• Arresting officer Derek Chauvin still faces second-degree charges related to Floyd’s death
  • All four officers involved in the case still face more serious crimes
  • Third-degree murder stipulates an inherent risk to more than one person

A third-degree murder charge against a former Minneapolis police officer involved in the fatal arrest of George Floyd was dropped, but a judge Thursday kept two second-degree charges in place.

Hennepin County District Judge Peter Cahill dismissed a third-degree murder charge against former officer Derek Chauvin. Chauvin was the officer who knelt on the neck of Floyd during his fatal arrest May 25. Floyd had been arrested after allegedly passing a counterfeit $20 bill at a Minneapolis store.

Cahill kept in place one count of second-degree unintentional murder and one count of second-degree manslaughter against Chauvin.
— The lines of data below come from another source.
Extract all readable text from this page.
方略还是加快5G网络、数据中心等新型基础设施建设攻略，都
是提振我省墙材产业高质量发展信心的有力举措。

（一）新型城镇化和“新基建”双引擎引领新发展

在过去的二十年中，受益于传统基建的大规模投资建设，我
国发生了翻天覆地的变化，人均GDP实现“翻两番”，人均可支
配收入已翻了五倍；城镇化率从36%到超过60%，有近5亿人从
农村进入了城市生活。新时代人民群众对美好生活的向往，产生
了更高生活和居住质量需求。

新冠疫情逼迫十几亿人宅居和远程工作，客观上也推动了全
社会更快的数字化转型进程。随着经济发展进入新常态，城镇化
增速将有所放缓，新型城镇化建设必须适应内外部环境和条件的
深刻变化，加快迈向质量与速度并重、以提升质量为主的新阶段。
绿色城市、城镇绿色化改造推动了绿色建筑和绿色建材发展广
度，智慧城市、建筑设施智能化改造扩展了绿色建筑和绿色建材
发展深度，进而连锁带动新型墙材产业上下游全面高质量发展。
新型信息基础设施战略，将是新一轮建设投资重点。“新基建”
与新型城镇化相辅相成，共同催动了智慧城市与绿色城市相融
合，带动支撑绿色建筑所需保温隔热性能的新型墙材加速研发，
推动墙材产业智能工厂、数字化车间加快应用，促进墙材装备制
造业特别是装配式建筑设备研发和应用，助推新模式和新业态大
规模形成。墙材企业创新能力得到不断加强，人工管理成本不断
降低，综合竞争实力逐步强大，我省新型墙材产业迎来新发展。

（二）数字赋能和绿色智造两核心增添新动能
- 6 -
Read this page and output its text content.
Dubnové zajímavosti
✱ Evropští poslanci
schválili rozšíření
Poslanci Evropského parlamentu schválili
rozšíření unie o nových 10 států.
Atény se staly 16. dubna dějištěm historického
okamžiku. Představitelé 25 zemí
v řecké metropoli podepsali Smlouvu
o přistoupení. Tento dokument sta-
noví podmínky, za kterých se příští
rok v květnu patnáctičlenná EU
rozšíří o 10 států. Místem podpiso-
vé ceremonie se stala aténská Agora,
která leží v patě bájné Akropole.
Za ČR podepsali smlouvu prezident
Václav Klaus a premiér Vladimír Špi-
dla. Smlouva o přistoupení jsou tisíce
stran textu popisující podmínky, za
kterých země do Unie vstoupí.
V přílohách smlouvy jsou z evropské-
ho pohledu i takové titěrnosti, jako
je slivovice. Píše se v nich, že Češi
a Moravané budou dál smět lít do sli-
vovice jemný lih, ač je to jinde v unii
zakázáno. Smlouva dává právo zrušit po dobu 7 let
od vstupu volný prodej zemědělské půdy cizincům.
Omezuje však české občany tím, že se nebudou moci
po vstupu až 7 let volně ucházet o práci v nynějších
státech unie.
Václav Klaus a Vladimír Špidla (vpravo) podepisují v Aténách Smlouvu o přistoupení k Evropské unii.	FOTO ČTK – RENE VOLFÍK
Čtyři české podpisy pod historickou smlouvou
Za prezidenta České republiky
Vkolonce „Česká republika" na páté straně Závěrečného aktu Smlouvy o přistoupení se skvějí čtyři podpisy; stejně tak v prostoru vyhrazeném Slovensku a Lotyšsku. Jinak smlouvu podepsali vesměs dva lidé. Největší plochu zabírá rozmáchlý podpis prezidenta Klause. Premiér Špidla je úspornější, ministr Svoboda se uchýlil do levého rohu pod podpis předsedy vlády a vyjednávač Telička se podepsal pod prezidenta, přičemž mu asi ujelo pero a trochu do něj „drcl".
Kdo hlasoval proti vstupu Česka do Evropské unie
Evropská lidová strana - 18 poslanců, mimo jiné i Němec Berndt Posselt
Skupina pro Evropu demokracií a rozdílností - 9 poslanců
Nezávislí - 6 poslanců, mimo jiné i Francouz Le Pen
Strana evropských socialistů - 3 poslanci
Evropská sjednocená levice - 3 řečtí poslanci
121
The former police officer’s legal counsel in August asked the judge to dismiss the charges, claiming a lack of sufficient evidence.

Chauvin appears in video pressing his knee against Floyd’s neck. The third-degree murder charges were dismissed because of the stipulation that the act in question posed an inherent risk to others.

The same judge upheld similar charges filed against former police officers J. Kueng, Thomas Lane and Tou Thao.

Prosecuting Attorney General Keith Ellison issued a statement saying that, despite the dismissal of the lower charges against Chauvin, the most serious charges remain in place for the four defendants.

"This is an important, positive step forward in the path toward justice for George Floyd, his family, our community, and Minnesota,” the statement read.

Floyd’s death sparked nationwide protests against police brutality and racial profiling. Prosecutors have five days to lodge an appeal against the dismissal of charges against Chauvin.